The main objective of STUK’s radon regulation is to ensure that employees in Finland are not exposed to too much radon gas in their workplaces. Measurement is the only way to determine the radon level. The employer is responsible for radon safety at the workplace, similarly as it is responsible for other occupational safety issues.  

According to a STUK survey published in August 2023, it is estimated that more than 30,000 employees in Finland are exposed to radon levels above the reference value of 300 becquerels per cubic metre (Bq/m³). This means that radon in the workplace is the most significant source of occupational radiation exposure in Finland. Therefore, It would be important for employers to carry out statutory radon measurements at workplaces in order to identify and limit exposure. At the end of the year, the radon register maintained by STUK contained data from more than 100,000 radon measurements at approximately 24,000 workplaces. In 2023, radon levels of more than 4,600 workplaces were reported to STUK. Of the ordinary workplaces measured last year, the average annual radon level was higher than the reference value of 300 Bq/m³ in approximately 17% of the workplaces.

Remote working from home has increased in Finland in recent years.
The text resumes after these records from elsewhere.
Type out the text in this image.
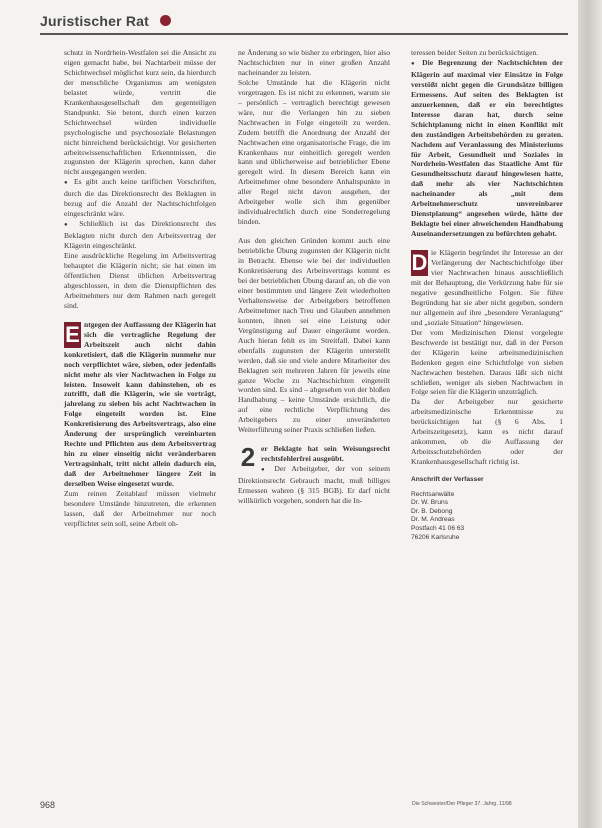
Juristischer Rat

schutz in Nordrhein-Westfalen sei die Ansicht zu eigen gemacht habe, bei Nachtarbeit müsse der Schichtwechsel möglichst kurz sein, da hierdurch der menschliche Organismus am wenigsten belastet würde, vertritt die Krankenhausgesellschaft den gegenteiligen Standpunkt. Sie betont, durch einen kurzen Schichtwechsel würden individuelle psychologische und psychosoziale Belastungen nicht hinreichend berücksichtigt. Vor gesicherten arbeitswissenschaftlichen Erkenntnissen, die zugunsten der Klägerin sprechen, kann daher nicht ausgegangen werden.

● Es gibt auch keine tariflichen Vorschriften, durch die das Direktionsrecht des Beklagten in bezug auf die Anzahl der Nachtschichtfolgen eingeschränkt wäre.

● Schließlich ist das Direktionsrecht des Beklagten nicht durch den Arbeitsvertrag der Klägerin eingeschränkt.

Eine ausdrückliche Regelung im Arbeitsvertrag behauptet die Klägerin nicht; sie hat einen im öffentlichen Dienst üblichen Arbeitsvertrag abgeschlossen, in dem die Dienstpflichten des Arbeitnehmers nur dem Rahmen nach geregelt sind.

E ntgegen der Auffassung der Klägerin hat sich die vertragliche Regelung der Arbeitszeit auch nicht dahin konkretisiert, daß die Klägerin nunmehr nur noch verpflichtet wäre, sieben, oder jedenfalls nicht mehr als vier Nachtwachen in Folge zu leisten. Insoweit kann dahinstehen, ob es zutrifft, daß die Klägerin, wie sie vorträgt, jahrelang zu sieben bis acht Nachtwachen in Folge eingeteilt worden ist. Eine Konkretisierung des Arbeitsvertrags, also eine Änderung der ursprünglich vereinbarten Rechte und Pflichten aus dem Arbeitsvertrag hin zu einer einseitig nicht veränderbaren Vertragsinhalt, tritt nicht allein dadurch ein, daß der Arbeitnehmer längere Zeit in derselben Weise eingesetzt wurde.

Zum reinen Zeitablauf müssen vielmehr besondere Umstände hinzutreten, die erkennen lassen, daß der Arbeitnehmer nur noch verpflichtet sein soll, seine Arbeit oh-

ne Änderung so wie bisher zu erbringen, hier also Nachtschichten nur in einer großen Anzahl nacheinander zu leisten.

Solche Umstände hat die Klägerin nicht vorgetragen. Es ist nicht zu erkennen, warum sie – persönlich – vertraglich berechtigt gewesen wäre, nur die Verlangen hin zu sieben Nachtwachen in Folge eingeteilt zu werden. Zudem betrifft die Anordnung der Anzahl der Nachtwachen eine organisatorische Frage, die im Krankenhaus nur einheitlich geregelt werden kann und üblicherweise auf betrieblicher Ebene geregelt wird. In diesem Bereich kann ein Arbeitnehmer ohne besondere Anhaltspunkte in aller Regel nicht davon ausgehen, der Arbeitgeber wolle sich ihm gegenüber individualrechtlich durch eine Sonderregelung binden.

Aus den gleichen Gründen kommt auch eine betriebliche Übung zugunsten der Klägerin nicht in Betracht. Ebenso wie bei der individuellen Konkretisierung des Arbeitsvertrags kommt es bei der betrieblichen Übung darauf an, ob die von einer bestimmten und längere Zeit wiederholten Verhaltensweise der Arbeitgebers betroffenen Arbeitnehmer nach Treu und Glauben annehmen konnten, ihnen sei eine Leistung oder Vergünstigung auf Dauer eingeräumt worden. Auch hieran fehlt es im Streitfall. Dabei kann ebenfalls zugunsten der Klägerin unterstellt werden, daß sie und viele andere Mitarbeiter des Beklagten seit mehreren Jahren für jeweils eine ganze Woche zu Nachtschichten eingeteilt worden sind. Es sind – abgesehen von der bloßen Handhabung – keine Umstände ersichtlich, die auf eine rechtliche Verpflichtung des Arbeitgebers zu einer unveränderten Weiterführung seiner Praxis schließen ließen.

2 er Beklagte hat sein Weisungsrecht rechtsfehlerfrei ausgeübt.

● Der Arbeitgeber, der von seinem Direktionsrecht Gebrauch macht, muß billiges Ermessen wahren (§ 315 BGB). Er darf nicht willkürlich vorgehen, sondern hat die In-

teressen beider Seiten zu berücksichtigen.

● Die Begrenzung der Nachtschichten der Klägerin auf maximal vier Einsätze in Folge verstößt nicht gegen die Grundsätze billigen Ermessens. Auf seiten des Beklagten ist anzuerkennen, daß er ein berechtigtes Interesse daran hat, durch seine Schichtplanung nicht in einen Konflikt mit den zuständigen Arbeitsbehörden zu geraten. Nachdem auf Veranlassung des Ministeriums für Arbeit, Gesundheit und Soziales in Nordrhein-Westfalen das Staatliche Amt für Gesundheitsschutz darauf hingewiesen hatte, daß mehr als vier Nachtschichten nacheinander als „mit dem Arbeitnehmerschutz unvereinbarer Dienstplanung“ angesehen würde, hätte der Beklagte bei einer abweichenden Handhabung Auseinandersetzungen zu befürchten gehabt.

D ie Klägerin begründet ihr Interesse an der Verlängerung der Nachtschichtfolge über vier Nachtwachen hinaus ausschließlich mit der Behauptung, die Verkürzung habe für sie negative gesundheitliche Folgen. Sie führe Begründung hat sie aber nicht gegeben, sondern nur allgemein auf ihre „besondere Veranlagung“ und „soziale Situation“ hingewiesen.

Der vom Medizinischen Dienst vorgelegte Beschwerde ist bestätigt nur, daß in der Person der Klägerin keine arbeitsmedizinischen Bedenken gegen eine Schichtfolge von sieben Nachtwachen bestehen. Daraus läßt sich nicht schließen, weniger als sieben Nachtwachen in Folge seien für die Klägerin unzuträglich.

Da der Arbeitgeber nur gesicherte arbeitsmedizinische Erkenntnisse zu berücksichtigen hat (§ 6 Abs. 1 Arbeitszeitgesetz), kann es nicht darauf ankommen, ob die Auffassung der Arbeitsschutzbehörden oder der Krankenhausgesellschaft richtig ist.

Anschrift der Verfasser
Rechtsanwälte
Dr. W. Bruns
Dr. B. Debong
Dr. M. Andreas
Postfach 41 06 63
76206 Karlsruhe
968	Die Schwester/Der Pfleger 37. Jahrg. 11/98
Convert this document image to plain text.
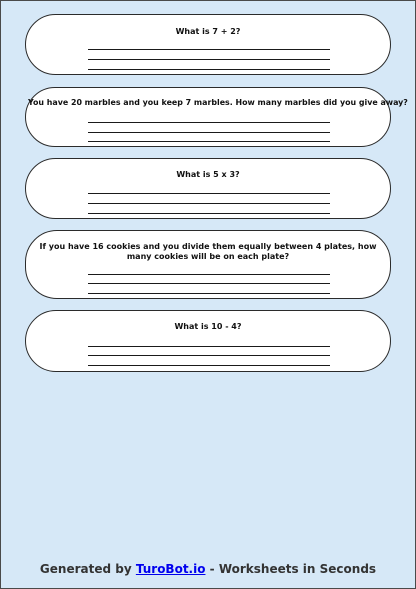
What is 7 + 2?
You have 20 marbles and you keep 7 marbles. How many marbles did you give away?
What is 5 x 3?
If you have 16 cookies and you divide them equally between 4 plates, how many cookies will be on each plate?
What is 10 - 4?
Generated by TuroBot.io - Worksheets in Seconds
This may lead to even higher radon exposure during working hours, as radon levels in homes are on average higher than at workplaces. According to STUK’s estimate, the majority — about three quarters — of Finns’ radiation dose is due to radon in the indoor air of homes. The municipal health authority is responsible for radon monitoring of apartments and other occupied spaces.

Radon communications

STUK’s central communications objective is to build trust among the stakeholders and strengthen the Finns’ sense of security. STUK has produced versatile radon communications for employers and members of public for a long time. Since STUK’s task in terms of radon is to focus on radon regulation at workplaces, we will develop a new concept for radon communications which outlines how, when and why STUK communicates about radon and the associated measurement obligation to workplaces in 2023 . In autumn 2023, the radon concept focused on the production of new communications materials and activation in media communications. 

The radon awareness of employers and population was increased by, for example, releases, newsletters, social media publications and radon-related events. STUK arranged a day-long radon mitigation course for all interested parties in autumn 2023. In addition, STUK’s radon experts held radon lectures at several events for professionals and students in the construction, housing and health sectors. The purpose of the lectures was to provide information about radon, its occurrence and radon mitigation.

Communications work will continue this year with stakeholder collaboration and direct contacts with workplaces.